Manchester and the nature of modern terror attacks


Once again, terrorism targets the centre of another European city. Another attack on its people. People who were just trying to have a good time. It was another suicide attack. And once again, “ISIS” has claimed responsibility, even before the police made anything public.

The choice of venue to attack – the Manchester MEN Arena, a Arianna Grande concert. This means that among the victims are many children and young people. Those who can remember their teenage years, or who have kids this age themselves, know how exciting these kinds of evenings are for young people. They know how happy and animated these kids are when they come home. And then to fall into the hands of such a brutal murderer… there is no terrorist cause on the planet that could possibly justify such an act. How sick must the person be who consciously targets such young victims?


I’ve been working in the media for close to ten years and it has become like a deja vu experience with each terrorist attack. All the news outlets carry the same headlines: “Chronology of terrorism,” “What we know and what we don’t know.” Then there the meaningless eye-witness reports: “People started screaming and then they ran away”. What else would they do? Then there are the numerous reactions from the celebrities, politicians and ordinary members of the public who want to show their anguish but their comments just appear interchangeable from each other as if they are going through the motions. Since early morning, people have been taking to Twitter, for what its worth: Everyone’s thoughts are with the victims, and all civilized nations are showing their solidarity with Britain. Whatever that actually means, on a day like today.


It should also be mentioned that the Eifel Tower and other world monuments would have gone dark tonight. It is, of course, a symbol of grief that will be shown to all news outlets this morning. Just like the pictures of the British Prime Minister at the scene of the attack and of the memorial services in Manchester that will be held. All this shows that Europe, which has become a regular target for Islamic terrorists, has by now a well-established routine for dealing with such shock. These are rituals that serve to hide the fact that there is no easy or quick, effective answer in dealing with the struggle against terrorism. And that no such answer will be found either.


And by tomorrow , life will go on as if nothing ever happened. People will still attend football games, go shopping or to an public event. They might have an uneasy feeling but they will still go. And this is because they have accepted the possibility of terrorism as normal. Right-wing extremists would see this as a sign of weakness and continue to rant about banning all Muslims from our country. But everyone else sees this as a sign of strength because people are not being intimidated or brought down by terrorism.

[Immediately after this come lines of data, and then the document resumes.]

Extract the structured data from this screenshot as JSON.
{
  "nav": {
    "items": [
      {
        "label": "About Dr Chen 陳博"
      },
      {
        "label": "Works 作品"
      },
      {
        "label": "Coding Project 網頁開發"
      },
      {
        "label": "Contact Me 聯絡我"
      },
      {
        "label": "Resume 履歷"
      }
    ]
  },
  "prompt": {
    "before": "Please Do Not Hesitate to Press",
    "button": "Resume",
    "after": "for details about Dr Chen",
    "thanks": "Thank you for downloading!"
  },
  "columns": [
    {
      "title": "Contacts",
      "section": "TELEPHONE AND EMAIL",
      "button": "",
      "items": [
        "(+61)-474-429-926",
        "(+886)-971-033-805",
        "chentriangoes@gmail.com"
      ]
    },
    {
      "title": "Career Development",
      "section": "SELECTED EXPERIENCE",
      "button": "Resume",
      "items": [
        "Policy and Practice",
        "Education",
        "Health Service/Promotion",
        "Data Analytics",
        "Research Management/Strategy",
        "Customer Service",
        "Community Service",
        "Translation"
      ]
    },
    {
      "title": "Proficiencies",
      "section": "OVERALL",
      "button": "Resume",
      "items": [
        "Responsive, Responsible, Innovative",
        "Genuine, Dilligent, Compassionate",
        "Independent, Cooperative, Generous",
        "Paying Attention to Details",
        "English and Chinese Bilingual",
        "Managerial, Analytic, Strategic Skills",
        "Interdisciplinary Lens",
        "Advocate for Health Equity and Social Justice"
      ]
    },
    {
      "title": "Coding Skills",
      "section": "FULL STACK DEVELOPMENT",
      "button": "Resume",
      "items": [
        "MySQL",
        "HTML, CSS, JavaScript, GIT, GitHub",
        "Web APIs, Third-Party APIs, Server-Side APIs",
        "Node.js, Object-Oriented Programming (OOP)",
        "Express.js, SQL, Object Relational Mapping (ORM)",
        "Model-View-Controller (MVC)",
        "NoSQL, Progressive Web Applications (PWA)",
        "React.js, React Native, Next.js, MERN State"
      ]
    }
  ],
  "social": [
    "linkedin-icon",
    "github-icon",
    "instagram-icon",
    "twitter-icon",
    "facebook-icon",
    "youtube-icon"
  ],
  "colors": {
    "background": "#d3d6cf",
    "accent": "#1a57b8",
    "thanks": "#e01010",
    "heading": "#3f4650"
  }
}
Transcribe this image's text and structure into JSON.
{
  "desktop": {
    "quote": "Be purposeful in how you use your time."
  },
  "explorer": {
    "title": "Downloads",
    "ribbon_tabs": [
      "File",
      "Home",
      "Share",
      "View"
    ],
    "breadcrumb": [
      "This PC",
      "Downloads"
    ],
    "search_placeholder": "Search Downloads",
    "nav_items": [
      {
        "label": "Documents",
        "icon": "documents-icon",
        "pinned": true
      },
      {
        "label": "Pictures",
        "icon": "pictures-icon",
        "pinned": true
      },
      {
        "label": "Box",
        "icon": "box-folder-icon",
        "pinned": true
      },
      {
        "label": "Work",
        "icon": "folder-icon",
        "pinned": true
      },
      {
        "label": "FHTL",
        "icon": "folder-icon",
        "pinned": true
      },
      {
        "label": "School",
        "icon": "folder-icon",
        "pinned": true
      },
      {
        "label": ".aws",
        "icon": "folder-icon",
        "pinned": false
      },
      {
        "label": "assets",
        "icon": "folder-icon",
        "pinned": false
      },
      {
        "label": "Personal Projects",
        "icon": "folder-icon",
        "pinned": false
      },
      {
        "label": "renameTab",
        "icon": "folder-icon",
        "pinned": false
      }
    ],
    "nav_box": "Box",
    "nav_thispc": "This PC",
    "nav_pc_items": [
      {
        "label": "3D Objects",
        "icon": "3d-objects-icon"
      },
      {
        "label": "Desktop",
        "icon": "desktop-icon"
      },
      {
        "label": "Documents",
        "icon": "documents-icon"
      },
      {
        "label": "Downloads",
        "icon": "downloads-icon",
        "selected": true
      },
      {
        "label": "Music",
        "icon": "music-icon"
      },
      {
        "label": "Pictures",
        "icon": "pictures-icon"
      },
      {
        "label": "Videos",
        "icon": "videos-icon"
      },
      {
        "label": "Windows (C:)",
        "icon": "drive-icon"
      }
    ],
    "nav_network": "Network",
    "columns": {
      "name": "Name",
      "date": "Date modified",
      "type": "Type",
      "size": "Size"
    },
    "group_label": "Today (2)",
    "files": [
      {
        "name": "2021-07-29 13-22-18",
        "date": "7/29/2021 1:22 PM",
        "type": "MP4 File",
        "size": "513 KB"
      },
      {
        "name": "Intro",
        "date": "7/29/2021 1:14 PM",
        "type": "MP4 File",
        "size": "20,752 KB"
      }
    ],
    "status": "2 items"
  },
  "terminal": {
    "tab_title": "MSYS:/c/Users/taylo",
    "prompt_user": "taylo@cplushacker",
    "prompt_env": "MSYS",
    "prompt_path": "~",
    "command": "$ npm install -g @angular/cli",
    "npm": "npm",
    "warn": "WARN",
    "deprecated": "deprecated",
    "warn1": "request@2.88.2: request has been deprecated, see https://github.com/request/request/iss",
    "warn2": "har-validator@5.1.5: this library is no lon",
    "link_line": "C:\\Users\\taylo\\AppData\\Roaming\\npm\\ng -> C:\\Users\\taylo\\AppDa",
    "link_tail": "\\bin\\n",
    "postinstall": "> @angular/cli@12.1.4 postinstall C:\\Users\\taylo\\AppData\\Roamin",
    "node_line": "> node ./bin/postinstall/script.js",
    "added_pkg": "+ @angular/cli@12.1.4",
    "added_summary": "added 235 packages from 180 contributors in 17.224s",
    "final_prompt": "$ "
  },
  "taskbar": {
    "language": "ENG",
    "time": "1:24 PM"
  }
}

I would like to remember Manchester by the kindness of the people who live there and how the city rallied together to show our better nature in the wake of this disaster, like the woman who led about 50 unaccompanied teenagers to a nearby hotel and helped alert their families that they were safe until they could be picked up; or the efforts of a T-shirt seller and two homeless men at the venue to offer first aid and comfort to the wounded and dying.


We should celebrate the local businesses like Costco, Tesco and Iceland who provided food and drinks to police responding to, and investigating, the scene, and the countless souls who used social media to offer cups of tea, a place to charge mobile phones or housing for those stranded after the city center went in to lockdown. That includes the numerous Muslim taxi drivers that offered free rides home to those in the area and the Muslim doctors who worked through the night to treat the injured. In just two days, over £700,000 has already been raised by nearly 28,000 contributors through a crowdfunding effort set up by the Manchester Evening News on the site JustGiving.com.


There will be plenty of time to continue discussions about how to prevent the most deranged and desperate among us from resorting to violence, whether due to Islamic extremism or other motivations, but amidst the grief and the heartache of another tragedy, it also does us some good to remind ourselves of the kindness, tolerance and freedom which most of our society values and strives to embody.